Brèves

 

LA CAPITULATION ALLEMANDE - 8 MAI 1945

Monsieur Marcel AMATRUDA est né en 1922 à Bône en Algérie. Ingénieur des Travaux Agricoles.

Il est mobilisé en novembre 1942, lors du débarquement des alliés en Afrique du nord. Il participe à la campagne d’Italie, puis au débarquement de Provence où il est gravement blessé (pensionné à 70%).

Après une activité au profit du ministère de l’agriculture en Algérie, en Martinique et dans le Lot, il prend sa retraite en 1982. Il se donne alors pleinement à la vie associative aussi bien civile  que celle des anciens combattants.

Son dynamisme, son courage et son efficacité dans ses diverses responsabilités ont été reconnus par de nombreuses distinctions et décorations :

-          Commandeur du Mérite agricole.

-          Officier de l’Ordre national du Mérite.

-          Croix de guerre 1939 – 1945.

-          Médaille militaire.

-          Chevallier de la Légion d’Honneur.

Il est l’auteur d’articles relatant des actions militaires du dernier conflit mondial, auxquelles il a pris part, en particulier :

-          Souvenirs du Corps expéditionnaire français en Italie, mai 1944.

-          Débarquement de Provence, 15 août 1944.

              A l’occasion de l’assemblée générale de la SEMLH du Tarn-et-Garonne, le 5 avril 2008, Monsieur AMATRUDA, membre du Comité départemental, nous a exposé la capitulation allemande, le 8 mai 1945, que nous reproduisons ci-après.

L’acte de capitulation du Reich Allemand a été signé dans l’Ecole des ingénieurs de l’Armée allemande à Berlin.

Le 7 Mai 1944, le Général de LATTRE de TASSIGNY, reçoit l'ordre de signer pour la France à Berlin, l'acte de capitulation de l'Allemagne.
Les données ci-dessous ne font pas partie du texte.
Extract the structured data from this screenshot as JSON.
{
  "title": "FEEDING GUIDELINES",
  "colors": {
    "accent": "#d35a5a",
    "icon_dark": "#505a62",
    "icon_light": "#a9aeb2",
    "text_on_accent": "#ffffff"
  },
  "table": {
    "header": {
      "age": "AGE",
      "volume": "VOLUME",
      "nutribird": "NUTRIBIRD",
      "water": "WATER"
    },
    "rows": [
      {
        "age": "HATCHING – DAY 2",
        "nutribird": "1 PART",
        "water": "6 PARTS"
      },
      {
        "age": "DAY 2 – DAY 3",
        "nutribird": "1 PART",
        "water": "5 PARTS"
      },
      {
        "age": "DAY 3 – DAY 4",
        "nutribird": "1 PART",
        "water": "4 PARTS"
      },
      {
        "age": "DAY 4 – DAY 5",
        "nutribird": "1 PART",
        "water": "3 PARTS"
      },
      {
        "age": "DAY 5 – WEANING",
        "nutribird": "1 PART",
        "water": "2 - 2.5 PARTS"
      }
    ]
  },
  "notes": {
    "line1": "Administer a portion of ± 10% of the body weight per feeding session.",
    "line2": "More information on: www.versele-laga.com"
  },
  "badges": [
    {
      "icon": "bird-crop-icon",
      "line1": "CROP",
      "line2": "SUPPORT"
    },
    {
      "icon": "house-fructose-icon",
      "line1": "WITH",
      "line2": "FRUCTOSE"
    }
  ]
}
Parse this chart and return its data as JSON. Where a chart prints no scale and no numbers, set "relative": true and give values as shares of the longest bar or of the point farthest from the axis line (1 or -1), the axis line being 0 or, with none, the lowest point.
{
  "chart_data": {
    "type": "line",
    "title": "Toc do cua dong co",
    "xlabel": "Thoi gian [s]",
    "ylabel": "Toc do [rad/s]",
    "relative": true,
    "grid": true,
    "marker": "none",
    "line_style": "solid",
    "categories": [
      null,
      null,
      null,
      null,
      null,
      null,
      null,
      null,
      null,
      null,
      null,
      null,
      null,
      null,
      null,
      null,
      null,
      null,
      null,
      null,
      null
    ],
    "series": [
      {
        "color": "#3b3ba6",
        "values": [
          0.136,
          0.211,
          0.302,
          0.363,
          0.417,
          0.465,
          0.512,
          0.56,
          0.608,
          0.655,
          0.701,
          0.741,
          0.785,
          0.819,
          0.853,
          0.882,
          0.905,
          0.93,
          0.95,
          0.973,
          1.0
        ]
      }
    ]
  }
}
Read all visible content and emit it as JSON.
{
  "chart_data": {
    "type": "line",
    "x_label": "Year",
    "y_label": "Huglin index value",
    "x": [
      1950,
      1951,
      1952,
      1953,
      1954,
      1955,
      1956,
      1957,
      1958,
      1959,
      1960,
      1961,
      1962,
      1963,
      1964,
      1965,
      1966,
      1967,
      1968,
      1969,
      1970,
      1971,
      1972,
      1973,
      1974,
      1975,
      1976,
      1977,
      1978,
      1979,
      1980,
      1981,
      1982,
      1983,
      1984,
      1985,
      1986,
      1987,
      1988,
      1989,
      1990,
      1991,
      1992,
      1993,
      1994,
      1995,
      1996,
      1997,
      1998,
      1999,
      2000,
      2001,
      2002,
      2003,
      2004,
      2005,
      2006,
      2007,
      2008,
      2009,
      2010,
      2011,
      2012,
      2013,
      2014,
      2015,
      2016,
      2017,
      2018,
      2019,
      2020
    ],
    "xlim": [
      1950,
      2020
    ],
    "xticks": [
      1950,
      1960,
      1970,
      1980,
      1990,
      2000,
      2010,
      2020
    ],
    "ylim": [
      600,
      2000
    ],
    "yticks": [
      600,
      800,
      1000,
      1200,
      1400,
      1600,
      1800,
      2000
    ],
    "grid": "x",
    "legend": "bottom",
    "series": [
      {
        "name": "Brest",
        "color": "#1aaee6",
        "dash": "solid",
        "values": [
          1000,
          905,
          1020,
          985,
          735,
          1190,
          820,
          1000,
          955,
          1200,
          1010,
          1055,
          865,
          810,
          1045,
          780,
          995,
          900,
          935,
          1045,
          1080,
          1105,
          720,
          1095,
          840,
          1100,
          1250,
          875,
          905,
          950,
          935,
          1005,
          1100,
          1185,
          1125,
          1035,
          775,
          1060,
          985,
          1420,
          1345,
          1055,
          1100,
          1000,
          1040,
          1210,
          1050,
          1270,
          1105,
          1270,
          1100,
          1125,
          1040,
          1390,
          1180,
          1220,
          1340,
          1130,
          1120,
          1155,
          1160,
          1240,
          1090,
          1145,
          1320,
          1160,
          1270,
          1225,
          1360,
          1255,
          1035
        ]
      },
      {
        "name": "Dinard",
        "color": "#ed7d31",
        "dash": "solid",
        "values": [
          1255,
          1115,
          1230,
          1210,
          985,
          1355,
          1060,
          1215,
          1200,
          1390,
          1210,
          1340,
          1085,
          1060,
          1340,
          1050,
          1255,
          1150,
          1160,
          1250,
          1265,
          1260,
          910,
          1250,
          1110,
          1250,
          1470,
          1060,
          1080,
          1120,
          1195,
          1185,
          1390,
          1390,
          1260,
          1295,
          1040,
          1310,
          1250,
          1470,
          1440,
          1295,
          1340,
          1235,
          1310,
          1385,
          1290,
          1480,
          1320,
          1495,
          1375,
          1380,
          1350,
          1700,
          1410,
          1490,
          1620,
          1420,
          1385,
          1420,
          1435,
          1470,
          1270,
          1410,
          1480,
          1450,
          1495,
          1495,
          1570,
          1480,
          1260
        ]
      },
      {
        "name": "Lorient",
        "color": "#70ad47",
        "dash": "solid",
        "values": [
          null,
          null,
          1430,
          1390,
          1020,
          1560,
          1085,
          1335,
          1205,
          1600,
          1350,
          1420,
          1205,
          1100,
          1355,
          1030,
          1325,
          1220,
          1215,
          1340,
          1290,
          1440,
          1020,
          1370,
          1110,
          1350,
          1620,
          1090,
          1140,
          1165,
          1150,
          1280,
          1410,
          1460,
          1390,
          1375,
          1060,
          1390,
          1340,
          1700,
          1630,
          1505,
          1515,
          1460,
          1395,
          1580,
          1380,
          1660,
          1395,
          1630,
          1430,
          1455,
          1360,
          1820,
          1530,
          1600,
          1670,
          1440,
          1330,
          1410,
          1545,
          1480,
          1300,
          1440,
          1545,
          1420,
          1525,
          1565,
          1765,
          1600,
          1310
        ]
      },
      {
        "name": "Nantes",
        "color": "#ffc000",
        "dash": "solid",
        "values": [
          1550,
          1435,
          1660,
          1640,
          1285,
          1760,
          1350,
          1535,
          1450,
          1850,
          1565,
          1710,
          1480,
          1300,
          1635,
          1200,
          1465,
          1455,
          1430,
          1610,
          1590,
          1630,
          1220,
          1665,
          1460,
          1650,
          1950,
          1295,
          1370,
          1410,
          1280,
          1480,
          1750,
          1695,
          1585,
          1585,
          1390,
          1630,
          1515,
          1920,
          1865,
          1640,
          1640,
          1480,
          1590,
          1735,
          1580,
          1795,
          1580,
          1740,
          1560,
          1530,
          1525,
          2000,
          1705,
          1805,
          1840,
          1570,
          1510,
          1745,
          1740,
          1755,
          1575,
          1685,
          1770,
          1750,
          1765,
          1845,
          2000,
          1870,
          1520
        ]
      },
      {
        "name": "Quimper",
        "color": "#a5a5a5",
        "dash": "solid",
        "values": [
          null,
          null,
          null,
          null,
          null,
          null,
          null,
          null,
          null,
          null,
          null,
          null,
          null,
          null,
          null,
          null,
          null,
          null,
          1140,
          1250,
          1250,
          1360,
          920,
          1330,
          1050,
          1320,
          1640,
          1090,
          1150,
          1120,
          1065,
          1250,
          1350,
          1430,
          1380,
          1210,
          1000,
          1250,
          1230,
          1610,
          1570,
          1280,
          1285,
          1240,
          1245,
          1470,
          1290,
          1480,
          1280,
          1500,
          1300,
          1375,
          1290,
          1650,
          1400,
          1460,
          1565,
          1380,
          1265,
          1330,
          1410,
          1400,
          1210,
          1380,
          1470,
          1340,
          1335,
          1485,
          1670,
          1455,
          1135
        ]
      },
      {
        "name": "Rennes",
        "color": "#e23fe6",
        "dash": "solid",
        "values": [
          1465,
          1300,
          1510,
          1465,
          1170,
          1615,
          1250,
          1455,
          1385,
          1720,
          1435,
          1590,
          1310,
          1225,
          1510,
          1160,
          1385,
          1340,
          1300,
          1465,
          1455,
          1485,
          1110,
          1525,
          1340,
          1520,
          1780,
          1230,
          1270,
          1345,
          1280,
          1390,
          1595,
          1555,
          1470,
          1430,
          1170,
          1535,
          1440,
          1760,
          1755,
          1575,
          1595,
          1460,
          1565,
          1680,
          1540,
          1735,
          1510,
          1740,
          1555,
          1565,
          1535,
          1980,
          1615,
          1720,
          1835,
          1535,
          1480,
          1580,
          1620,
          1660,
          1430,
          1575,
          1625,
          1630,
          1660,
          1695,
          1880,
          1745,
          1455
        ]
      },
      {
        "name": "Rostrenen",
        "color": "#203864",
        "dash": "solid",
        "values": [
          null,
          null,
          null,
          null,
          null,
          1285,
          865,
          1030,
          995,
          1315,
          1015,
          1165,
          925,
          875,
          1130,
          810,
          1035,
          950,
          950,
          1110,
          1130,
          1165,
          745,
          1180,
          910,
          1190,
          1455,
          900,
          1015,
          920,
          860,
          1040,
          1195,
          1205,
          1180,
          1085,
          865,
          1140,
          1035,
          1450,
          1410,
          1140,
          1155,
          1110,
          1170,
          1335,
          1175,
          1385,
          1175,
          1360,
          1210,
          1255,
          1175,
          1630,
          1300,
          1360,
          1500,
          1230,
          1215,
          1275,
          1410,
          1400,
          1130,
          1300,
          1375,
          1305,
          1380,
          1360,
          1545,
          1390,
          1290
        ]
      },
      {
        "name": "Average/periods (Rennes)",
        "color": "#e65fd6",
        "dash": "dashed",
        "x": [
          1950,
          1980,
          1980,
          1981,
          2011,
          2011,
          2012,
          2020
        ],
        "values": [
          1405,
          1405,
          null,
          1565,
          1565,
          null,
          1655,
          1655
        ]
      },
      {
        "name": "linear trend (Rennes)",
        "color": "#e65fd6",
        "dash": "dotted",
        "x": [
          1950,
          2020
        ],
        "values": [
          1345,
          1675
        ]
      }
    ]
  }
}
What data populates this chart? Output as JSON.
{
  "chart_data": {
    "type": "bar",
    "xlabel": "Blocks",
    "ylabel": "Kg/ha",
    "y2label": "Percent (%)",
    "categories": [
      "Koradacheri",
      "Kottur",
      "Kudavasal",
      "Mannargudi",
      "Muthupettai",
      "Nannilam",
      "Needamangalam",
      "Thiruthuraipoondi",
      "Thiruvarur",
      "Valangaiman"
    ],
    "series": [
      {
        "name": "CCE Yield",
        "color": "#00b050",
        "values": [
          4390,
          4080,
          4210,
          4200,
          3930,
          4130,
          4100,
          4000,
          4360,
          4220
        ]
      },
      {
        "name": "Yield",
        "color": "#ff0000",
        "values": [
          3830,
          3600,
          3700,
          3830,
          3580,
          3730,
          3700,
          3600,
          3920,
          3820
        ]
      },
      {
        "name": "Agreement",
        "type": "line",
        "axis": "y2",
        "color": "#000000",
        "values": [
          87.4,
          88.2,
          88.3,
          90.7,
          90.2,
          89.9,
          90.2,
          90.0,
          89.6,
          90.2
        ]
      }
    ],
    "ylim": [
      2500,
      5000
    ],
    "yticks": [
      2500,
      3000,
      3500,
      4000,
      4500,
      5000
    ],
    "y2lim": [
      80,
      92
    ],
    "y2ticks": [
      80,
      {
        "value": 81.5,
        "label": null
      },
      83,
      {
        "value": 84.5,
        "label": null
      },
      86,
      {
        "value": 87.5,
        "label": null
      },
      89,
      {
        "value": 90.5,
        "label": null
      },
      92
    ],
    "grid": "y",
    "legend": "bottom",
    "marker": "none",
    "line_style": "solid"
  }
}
Il devra emmener avec lui un officier. Il doit s'envoler sur un avion américain, mis à sa disposition sur l'aérodrome de Mengen. C'est une localité allemande située à l'est de Fribourg, au sud d'Ulm et de Stuttgart.

Il va emmener avec lui, non pas un officier, mais deux, il s'agit de Bondoux et de Demetz. Voici donc ce qui s'est passé lors de la signature de cet acte de capitulation, et je résume ici, le compte rendu de cet épisode un tantinet rocambolesque, qui en a été fait, en son temps, par René Bondoux,

Montant à Mengen dans l'avion américain, avec sa petite escorte, le Chef d'équipage Américain de l’avion, explique au Général de LATTRE, qu'il a reçu mission de se mettre à sa disposition pour l'emmener jusqu'à un aérodrome militaire à une centaine de kilomètres de Berlin. C'est là, parait-il, que devront se grouper les avions chargés de transporter les chefs militaires des puissances occidentales qui devront ainsi arriver ensemble à Berlin, vers 11 h 30.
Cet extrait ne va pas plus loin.